Using the text mining package tm for R, the following works in version 0.6.2, R version 3.4.3:
library(tm)
a = "This is the first document."
b = "This is the second document."
c = "This is the third document."
d = "This is the fourth document."
docs1 = VectorSource(c(a,b))
docs2 = VectorSource(c(c,d))
corpus1 = Corpus(docs1)
corpus2 = Corpus(docs2)
corpus3 = c(corpus1,corpus2)
inspect(corpus3)
<<VCorpus>>
Metadata: corpus specific: 0, document level (indexed): 0
Content: documents: 4
However, the same code in tm version 0.7.3 (R version 3.4.2) gives an error:
Error in UseMethod("inspect", x) :
no applicable method for 'inspect' applied to an object of class "list"

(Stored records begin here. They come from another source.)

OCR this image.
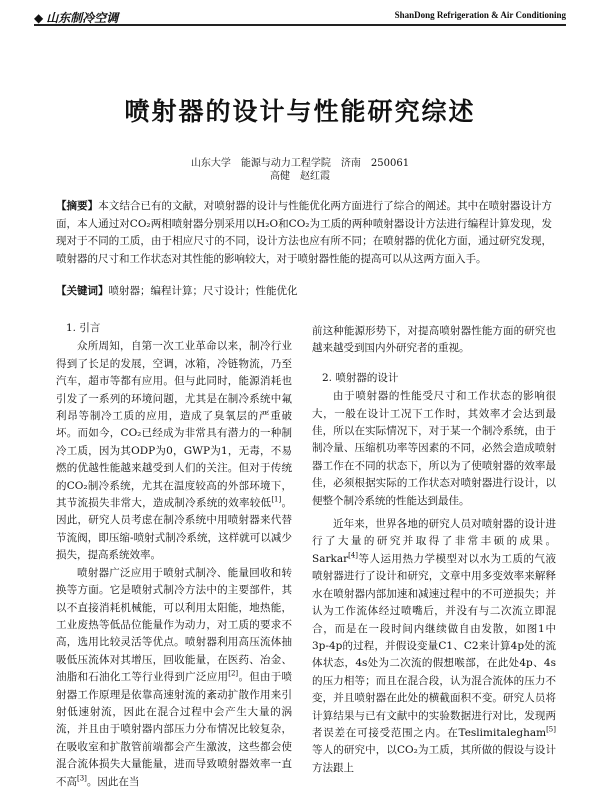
◆ 山东制冷空调	ShanDong Refrigeration & Air Conditioning
喷射器的设计与性能研究综述
山东大学　能源与动力工程学院　济南　250061
高健　赵红霞
【摘要】本文结合已有的文献，对喷射器的设计与性能优化两方面进行了综合的阐述。其中在喷射器设计方面，本人通过对CO₂两相喷射器分别采用以H₂O和CO₂为工质的两种喷射器设计方法进行编程计算发现，发现对于不同的工质，由于相应尺寸的不同，设计方法也应有所不同；在喷射器的优化方面，通过研究发现，喷射器的尺寸和工作状态对其性能的影响较大，对于喷射器性能的提高可以从这两方面入手。
【关键词】喷射器；编程计算；尺寸设计；性能优化

1. 引言

众所周知，自第一次工业革命以来，制冷行业得到了长足的发展，空调，冰箱，冷链物流，乃至汽车，超市等都有应用。但与此同时，能源消耗也引发了一系列的环境问题，尤其是在制冷系统中氟利昂等制冷工质的应用，造成了臭氧层的严重破坏。而如今，CO₂已经成为非常具有潜力的一种制冷工质，因为其ODP为0，GWP为1，无毒，不易燃的优越性能越来越受到人们的关注。但对于传统的CO₂制冷系统，尤其在温度较高的外部环境下，其节流损失非常大，造成制冷系统的效率较低[1]。因此，研究人员考虑在制冷系统中用喷射器来代替节流阀，即压缩-喷射式制冷系统，这样就可以减少损失，提高系统效率。

喷射器广泛应用于喷射式制冷、能量回收和转换等方面。它是喷射式制冷方法中的主要部件，其以不直接消耗机械能，可以利用太阳能，地热能，工业废热等低品位能量作为动力，对工质的要求不高，选用比较灵活等优点。喷射器利用高压流体抽吸低压流体对其增压，回收能量，在医药、冶金、油脂和石油化工等行业得到广泛应用[2]。但由于喷射器工作原理是依靠高速射流的紊动扩散作用来引射低速射流，因此在混合过程中会产生大量的涡流，并且由于喷射器内部压力分布情况比较复杂，在吸收室和扩散管前端都会产生激波，这些都会使混合流体损失大量能量，进而导致喷射器效率一直不高[3]。因此在当

前这种能源形势下，对提高喷射器性能方面的研究也越来越受到国内外研究者的重视。

2. 喷射器的设计

由于喷射器的性能受尺寸和工作状态的影响很大，一般在设计工况下工作时，其效率才会达到最佳，所以在实际情况下，对于某一个制冷系统，由于制冷量、压缩机功率等因素的不同，必然会造成喷射器工作在不同的状态下，所以为了使喷射器的效率最佳，必须根据实际的工作状态对喷射器进行设计，以便整个制冷系统的性能达到最佳。

近年来，世界各地的研究人员对喷射器的设计进行了大量的研究并取得了非常丰硕的成果。Sarkar[4]等人运用热力学模型对以水为工质的气液喷射器进行了设计和研究，文章中用多变效率来解释水在喷射器内部加速和减速过程中的不可逆损失；并认为工作流体经过喷嘴后，并没有与二次流立即混合，而是在一段时间内继续做自由发散，如图1中3p-4p的过程，并假设变量C1、C2来计算4p处的流体状态，4s处为二次流的假想喉部，在此处4p、4s的压力相等；而且在混合段，认为混合流体的压力不变，并且喷射器在此处的横截面积不变。研究人员将计算结果与已有文献中的实验数据进行对比，发现两者误差在可接受范围之内。在Teslimitalegham[5]等人的研究中，以CO₂为工质，其所做的假设与设计方法跟上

According to vignette("tm",package="tm"), the c() function is overloaded:
Many standard operators and functions (
[, [<-, [[, [[<-, c(), lapply()) are available for corpora with semantics similar to standard R routines. E.g.,c()concatenates two (or more) corpora. Applied to several text documents it returns a corpus. The metadata is automatically updated, if corpora are concatenated (i.e., merged).
However, for the new version this is apparently no longer the case. How can two corpora be combined in tm 0.7.3? An obvious solution is to combine the documents first and create the corpus afterwards, but I'm looking for a solution to combine two already existing corpora.